O pediatra avaliou que o impacto da transmissão da covid-19 por crianças para terceiros tem-se revelado baixo e frisou que frequentar escolas é fundamental para o desenvolvimento e a saúde mental de jovens e crianças.
"Toda a parte de sociabilização de desenvolvimento neuropsicólogo tem sido extremamente prejudicado. O desenvolvimento intelectual, objetivo primário da educação, também tem sido muito prejudicado e este prejuízo pode se tornar irreversível. As crianças precisam retornar à escola por causa disto", defendeu.
Katia Soveral, portuguesa que possui cidadania brasileira, é mãe de Maria, de 16 anos, também nascida em Portugal, e vai permitir o retorno da filha às aulas presenciais em São Paulo, na próxima semana.
"Se você for pensar, os adolescentes, de um modo geral, ficaram um ano sem ter contacto físico com outros adolescentes. Não sei o que é pior, prender e não deixar ela retornar para a escola ou ela cair em uma depressão profunda", contou.
"Vejo a felicidade dela com a volta às aulas. É muito difícil você como mãe negar. Estou com um medo enorme, mas a Maria já tem consciência do que pode ou não fazer (...) Este primeiro mês eu vou deixar e vamos ver o que acontece. Ela está muito empolgada, a mochila com as coisas da escola já está pronta há mais de uma semana", acrescentou.
Katia Soveral contou que a escola onde a filha estuda é pública, mas as salas são grandes e ventiladas. No retorno das aulas presenciais, as turmas foram divididas em grupos de 12 alunos, que deverão comparecer uma semana por mês.
No entanto, a mãe reconheceu que estas condições não se repetem em todas as escolas do país e frisou que a sociedade e os governos deveriam discutir mais como será o regresso dos alunos às salas de aula.
"Em muitas escolas públicas não há nem papel higiénico. Temos de lutar para que exista alguma forma de testarem os alunos para verificar se contraíram ou não o vírus e melhorar a estrutura para as aulas voltarem", frisou.
Dados do último Censo Escolar realizado em 2018 pelo Instituto Brasileiro de Geografia e Estatística (IBGE) apontam que 26% das escolas do país não têm acesso a elementos básicos como abastecimento de água e quase metade (49%) não tem acesso à rede pública de esgoto.
Já a Organização Mundial da Saúde (OMS) e o Fundo das Nações Unidas para a Infância (Unicef) alertaram, num relatório de agosto do ano passado, que 39% das escolas do Brasil não dispõe de estrutura para os alunos lavarem as mãos, ato de higiene essencial no combate à covid-19.

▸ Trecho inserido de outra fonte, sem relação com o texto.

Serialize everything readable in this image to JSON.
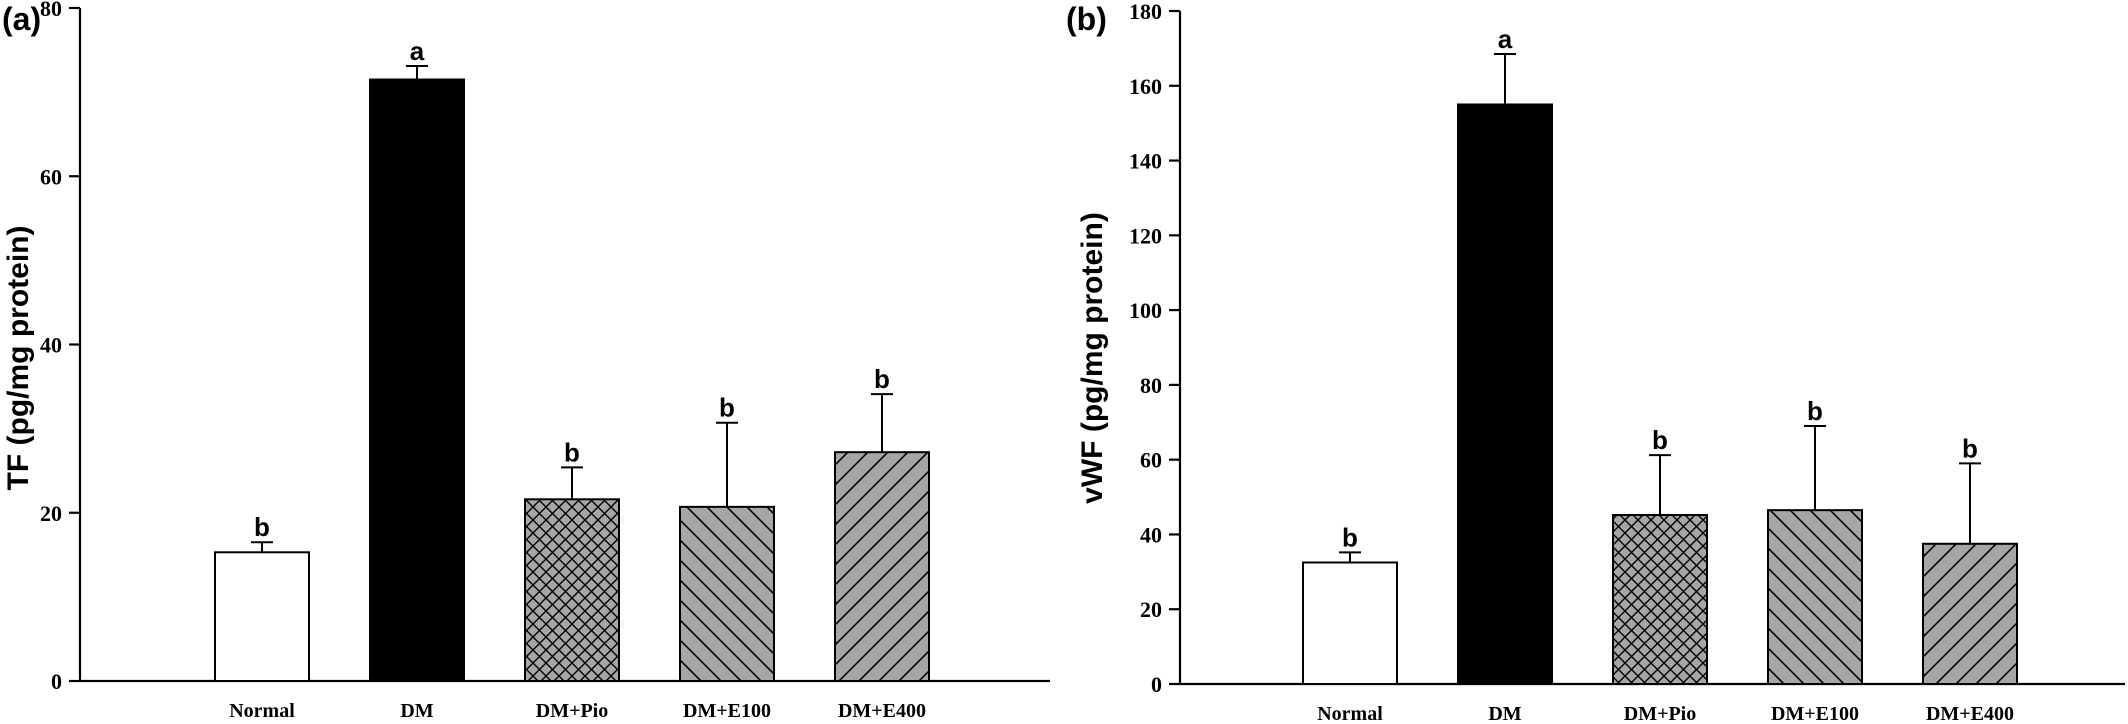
{
  "chart_data": [
    {
      "type": "bar",
      "panel_label": "(a)",
      "ylabel": "TF (pg/mg protein)",
      "xlabel": "",
      "ylim": [
        0,
        80
      ],
      "yticks": [
        0,
        20,
        40,
        60,
        80
      ],
      "categories": [
        "Normal",
        "DM",
        "DM+Pio",
        "DM+E100",
        "DM+E400"
      ],
      "values": [
        15.3,
        71.5,
        21.6,
        20.7,
        27.2
      ],
      "error_upper": [
        1.2,
        1.6,
        3.8,
        10.0,
        6.9
      ],
      "significance": [
        "b",
        "a",
        "b",
        "b",
        "b"
      ],
      "fills": [
        "white",
        "black",
        "crosshatch",
        "diagonal-down",
        "diagonal-up"
      ],
      "grid": false
    },
    {
      "type": "bar",
      "panel_label": "(b)",
      "ylabel": "vWF (pg/mg protein)",
      "xlabel": "",
      "ylim": [
        0,
        180
      ],
      "yticks": [
        0,
        20,
        40,
        60,
        80,
        100,
        120,
        140,
        160,
        180
      ],
      "categories": [
        "Normal",
        "DM",
        "DM+Pio",
        "DM+E100",
        "DM+E400"
      ],
      "values": [
        32.5,
        155,
        45.2,
        46.5,
        37.5
      ],
      "error_upper": [
        2.7,
        13.5,
        16.0,
        22.5,
        21.5
      ],
      "significance": [
        "b",
        "a",
        "b",
        "b",
        "b"
      ],
      "fills": [
        "white",
        "black",
        "crosshatch",
        "diagonal-down",
        "diagonal-up"
      ],
      "grid": false
    }
  ],
  "colors": {
    "axis": "#000000",
    "bar_outline": "#000000",
    "white_fill": "#ffffff",
    "black_fill": "#000000",
    "gray_fill": "#a6a6a6",
    "hatch_line": "#000000"
  }
}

Diante deste quadro, professores e funcionários de escolas, principalmente da rede pública, mostram-se reticentes ou contrários à volta das aulas presenciais.
O Sindicato dos Professores do Ensino Oficial do Estado de São Paulo (Apeoesp), que tem a maior rede pública de ensino do país com 151.721 docentes e 5.100 escolas, convocou uma greve contra o regresso das atividades presenciais.
"Não somos contra a reabertura das escolas por ser contra. Somos contra pelo quadro da pandemia no país e no estado de São Paulo. Somado a isto há a questão estrutural, como estão as estruturas das escolas públicas. Temos salas de aula, mais de mil delas, que são improvisadas e não tem arejamento [ventilação]", contou.
"Neste momento de pandemia não há um ambiente favorável para voltar 35% dos alunos às aulas presenciais [como determinou o governo regional de São Paulo]", acrescentou.
A representante dos professores também advogou uma reorganização do plano de vacinação para incluir os profissionais da educação na lista de prioridades.
Para monitorar o número de pessoas contagiadas que estiveram na rede de ensino no estado, a Apeoesp criou uma lista no seu 'site' onde atualiza informações com nome de escolas.
Segundo o sindicato, até 15 de fevereiro foram registados 340 casos de covid-19 de pessoas que trabalham ou estudam em 194 escolas públicas do estado.